How do you like your Pita bread? Crispy or Soft?

 
How to make Greek Pita bread
 
Greek Pita Bread (adapted from about.com ) Prep Time: 2 hours 15 minutes Cook Time: 6 minutes per bread Total Time: 2.5 – 3 hours
Author:
Serves: 8
Ingredients
  • 1 sachet or 1 tablespoon instant dry yeast
  • 1 tablespoon of sugar
  • ½ cup of warm water
  • 4 cups of bread flour
  • 2 teaspoons of salt
  • 1 cup of warm water
  • 1 tablespoon of olive oil
Method
  1. In a large mixing bowl, add flour and make a well in the center. Add salt, sugar, yeast and water. Knead with hands for 10 minutes in the bowl (or 5 minutes if using a mixer. with dough attachment).
  2. Add olive oil and continue to knead until all the oil is absorbed. Shape into a ball in the bowl, cover, and place in a warm area to rise until doubled in volume, approximately 1½ to 2 hours. Punch down the dough and knead for 5 minutes more.
  3. Preheat oven to 350°F (175°C), and lightly oil baking sheets.
  4. Take pieces of dough slightly larger than an egg and roll out on a floured surface to a thickness of ⅜ to ¼ inch. (For larger or smaller pita bread pieces, take more or less dough). Prick the bread with a fork in several places (NOTE: If you want air pockets, omitthis step).
  5. Place on baking sheets and bake at 350°F (175°C) on the lowest oven rack for 2-3 minutes, then turn the pitas over and bake for another 2-3 minutes*. Remove from oven and place on a tray covered with a clean dishtowel, with another clean towel on top. When thoroughly cooled, pitas can be stored in plastic bags in the refrigerator, or frozen.
  6. Before using, brown in a lightly oiled frying pan for a few minutes until browned on both sides.
Notes
*The pricked pita dough will not puff up whereas the non-pricked one would – you need to roll the dough really thin if you want it to puff up. I actually prefer the thicker softer pricked pita but my boyfriend loves the thinner crunchier pita…It all depends on your preferences. Just experiment with the dough until you get it right. It's so much fun!

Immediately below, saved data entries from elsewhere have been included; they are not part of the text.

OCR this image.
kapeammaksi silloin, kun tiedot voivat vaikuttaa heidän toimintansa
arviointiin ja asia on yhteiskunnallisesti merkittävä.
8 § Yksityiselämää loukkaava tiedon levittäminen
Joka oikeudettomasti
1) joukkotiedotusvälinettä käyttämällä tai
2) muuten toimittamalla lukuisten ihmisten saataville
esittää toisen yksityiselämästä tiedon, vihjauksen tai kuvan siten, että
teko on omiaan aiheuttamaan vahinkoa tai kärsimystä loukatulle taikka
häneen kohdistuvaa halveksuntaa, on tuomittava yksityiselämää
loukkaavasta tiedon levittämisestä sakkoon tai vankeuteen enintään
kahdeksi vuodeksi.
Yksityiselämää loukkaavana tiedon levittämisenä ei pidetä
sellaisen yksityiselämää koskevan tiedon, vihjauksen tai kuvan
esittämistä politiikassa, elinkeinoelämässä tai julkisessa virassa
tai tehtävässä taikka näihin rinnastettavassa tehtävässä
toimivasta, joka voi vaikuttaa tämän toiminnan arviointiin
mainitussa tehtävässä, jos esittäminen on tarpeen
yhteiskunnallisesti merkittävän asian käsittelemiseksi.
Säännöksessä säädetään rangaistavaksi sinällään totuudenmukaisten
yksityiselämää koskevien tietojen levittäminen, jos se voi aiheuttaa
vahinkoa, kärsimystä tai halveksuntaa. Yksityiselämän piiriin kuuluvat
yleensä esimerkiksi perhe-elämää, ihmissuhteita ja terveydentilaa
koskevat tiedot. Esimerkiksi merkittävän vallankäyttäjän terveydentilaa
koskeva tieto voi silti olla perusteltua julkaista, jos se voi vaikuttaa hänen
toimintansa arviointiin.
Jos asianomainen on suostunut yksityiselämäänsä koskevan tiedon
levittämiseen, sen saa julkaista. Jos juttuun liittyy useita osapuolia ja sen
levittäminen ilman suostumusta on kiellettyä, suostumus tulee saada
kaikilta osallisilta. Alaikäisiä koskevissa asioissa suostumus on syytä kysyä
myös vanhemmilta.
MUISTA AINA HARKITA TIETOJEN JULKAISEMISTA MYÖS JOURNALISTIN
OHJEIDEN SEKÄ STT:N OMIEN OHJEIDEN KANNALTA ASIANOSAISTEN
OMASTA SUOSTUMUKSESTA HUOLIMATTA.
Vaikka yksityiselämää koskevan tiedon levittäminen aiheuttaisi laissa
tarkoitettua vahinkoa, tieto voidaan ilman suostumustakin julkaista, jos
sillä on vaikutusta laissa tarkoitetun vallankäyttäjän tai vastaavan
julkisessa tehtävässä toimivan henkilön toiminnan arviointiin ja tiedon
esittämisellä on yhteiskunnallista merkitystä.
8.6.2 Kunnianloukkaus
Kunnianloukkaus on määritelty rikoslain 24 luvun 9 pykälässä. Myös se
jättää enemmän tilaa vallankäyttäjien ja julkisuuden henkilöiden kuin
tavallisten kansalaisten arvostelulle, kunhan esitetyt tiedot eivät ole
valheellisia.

*I always make this bread when I have about 2.5 – 3 hours to kill. I used to make it between 3-6pm on a Saturday or Sunday when I have some free time.

*For winter, place the dough in the microwave to proof (i.e., when the dough rises or increases in size as the result of fermentation). Just place the bowl inside the microwave and keep the door closed. The microwave retains the humidity and the warm temperature created by the cloth very well. You’d be surprised how humid and warm the environment inside the microwave is after 1.5 to 2 hours.